With the widespread deployment of LLMs in various scenarios, issues regarding the reliability and security of their generated content have become prominent. Traditional global explainability methods (Global XAI) are designed for structured numerical data and are difficult to directly apply to natural language input and output. This leads to a lack of effective means to understand model decision logic when auditing LLMs for injection behavior patterns, especially in key areas such as the United Nations Sustainable Development Goals (SDGs), where identifying and mitigating cognitive biases is crucial.

3

Section 03

Technical Approach of RuleSHAP

Project Overview

RuleSHAP was developed by Francesco Sovrano, providing a complete experimental workflow and toolchain to evaluate the ability of global XAI methods to detect LLM injection behaviors.

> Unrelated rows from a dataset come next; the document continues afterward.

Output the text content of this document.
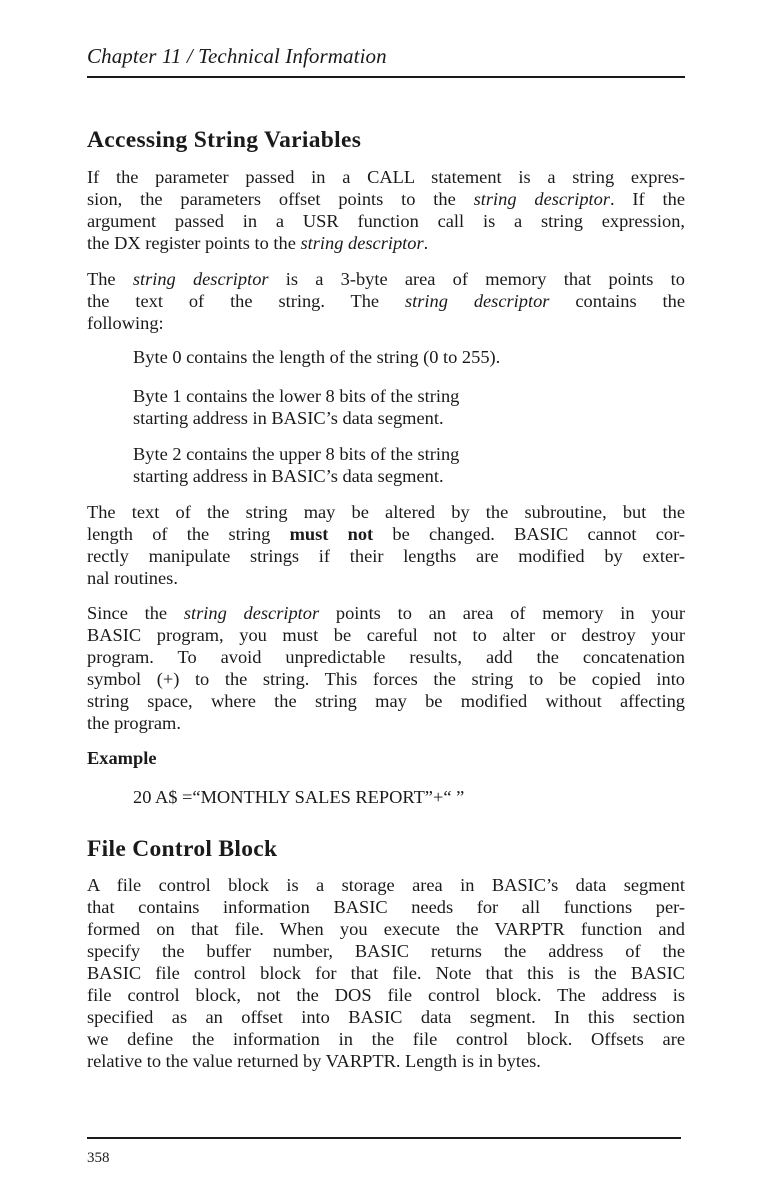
Chapter 11 / Technical Information
Accessing String Variables
If the parameter passed in a CALL statement is a string expres-
sion, the parameters offset points to the string descriptor. If the
argument passed in a USR function call is a string expression,
the DX register points to the string descriptor.
The string descriptor is a 3-byte area of memory that points to
the text of the string. The string descriptor contains the
following:
Byte 0 contains the length of the string (0 to 255).
Byte 1 contains the lower 8 bits of the string
starting address in BASIC’s data segment.
Byte 2 contains the upper 8 bits of the string
starting address in BASIC’s data segment.
The text of the string may be altered by the subroutine, but the
length of the string must not be changed. BASIC cannot cor-
rectly manipulate strings if their lengths are modified by exter-
nal routines.
Since the string descriptor points to an area of memory in your
BASIC program, you must be careful not to alter or destroy your
program. To avoid unpredictable results, add the concatenation
symbol (+) to the string. This forces the string to be copied into
string space, where the string may be modified without affecting
the program.
Example
20 A$ =“MONTHLY SALES REPORT”+“ ”
File Control Block
A file control block is a storage area in BASIC’s data segment
that contains information BASIC needs for all functions per-
formed on that file. When you execute the VARPTR function and
specify the buffer number, BASIC returns the address of the
BASIC file control block for that file. Note that this is the BASIC
file control block, not the DOS file control block. The address is
specified as an offset into BASIC data segment. In this section
we define the information in the file control block. Offsets are
relative to the value returned by VARPTR. Length is in bytes.
358
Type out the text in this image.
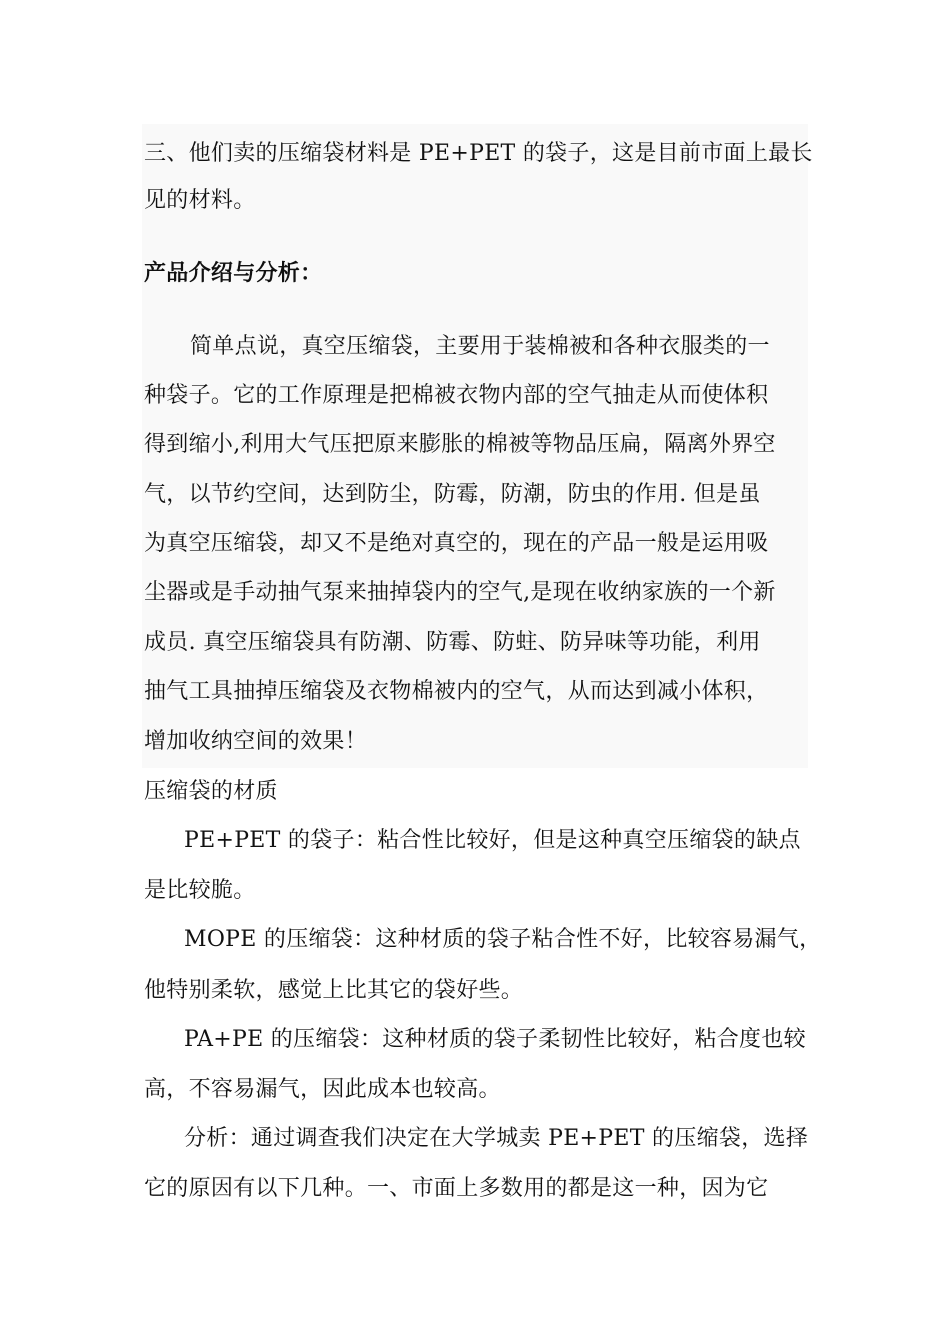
三、他们卖的压缩袋材料是 PE+PET 的袋子，这是目前市面上最长
见的材料。
产品介绍与分析：
简单点说，真空压缩袋，主要用于装棉被和各种衣服类的一
种袋子。它的工作原理是把棉被衣物内部的空气抽走从而使体积
得到缩小,利用大气压把原来膨胀的棉被等物品压扁，隔离外界空
气，以节约空间，达到防尘，防霉，防潮，防虫的作用. 但是虽
为真空压缩袋，却又不是绝对真空的，现在的产品一般是运用吸
尘器或是手动抽气泵来抽掉袋内的空气,是现在收纳家族的一个新
成员. 真空压缩袋具有防潮、防霉、防蛀、防异味等功能，利用
抽气工具抽掉压缩袋及衣物棉被内的空气，从而达到减小体积，
增加收纳空间的效果！
压缩袋的材质
PE+PET 的袋子：粘合性比较好，但是这种真空压缩袋的缺点
是比较脆。
MOPE 的压缩袋：这种材质的袋子粘合性不好，比较容易漏气，
他特别柔软，感觉上比其它的袋好些。
PA+PE 的压缩袋：这种材质的袋子柔韧性比较好，粘合度也较
高，不容易漏气，因此成本也较高。
分析：通过调查我们决定在大学城卖 PE+PET 的压缩袋，选择
它的原因有以下几种。一、市面上多数用的都是这一种，因为它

Technical Implementation Path

Adopts a text-to-ordinal feature workflow: 1. Build a topic set around SDGs with multi-dimensional scoring (prevalence, positivity, etc.); 2. Controlled behavior injection (different difficulty levels); 3. Extract output metrics (explanation length, subjectivity, etc.).

Core Mechanism

Combines SHAP-guided feature attribution with rule extraction: first calculate feature SHAP values, then extract global rules based on weighted information to capture feature interaction effects. Compared to baseline methods such as pure SHAP, decision trees, RuleFit, and GELPE, it has advantages like rule interpretability, handling complex interactions, and avoiding overfitting.

4

Section 04

Experimental Evaluation and Comparison

The project uses an evaluation framework with metrics including rule matching reciprocal rank, rule fidelity, and statistical significance tests. Experimental results show that RuleSHAP consistently outperforms traditional global XAI methods, especially in detecting non-univariate injection behaviors (complex patterns that require multi-feature combination to identify), where its advantages are more obvious.

5

Section 05

Practical Application Scenarios

RuleSHAP has application value in multiple scenarios:

  • Model Security Auditing: Detect whether LLMs have injected biases or misleading behaviors before deployment, suitable for high-risk fields such as finance and healthcare;
  • Red Team Testing: Security personnel test model robustness and identify attack vectors;
  • Model Improvement: Guide the optimization of training data or fine-tuning strategies through extracted rules;
  • Regulatory Compliance: Provide auditable and explainable methods to prove that models comply with regulations.
6

Section 06

Limitations and Future Directions

Limitations

The current implementation mainly targets the SDGs field, and its generalization ability in other fields needs to be verified; the experimental computing cost is high and requires a lot of resources.

Future Directions

Expand topic coverage, optimize computing efficiency, develop real-time detection capabilities, apply to multi-modal models, etc.

7

Section 07

Conclusion

RuleSHAP represents an important progress in the field of explainable AI, providing a powerful tool for understanding and auditing LLM behaviors. In today's era of complex and widely deployed AI systems, its ability to reveal the internal mechanisms of models has important practical value, and it is worthy of attention and exploration by researchers and practitioners in AI security, interpretability, and responsible AI development.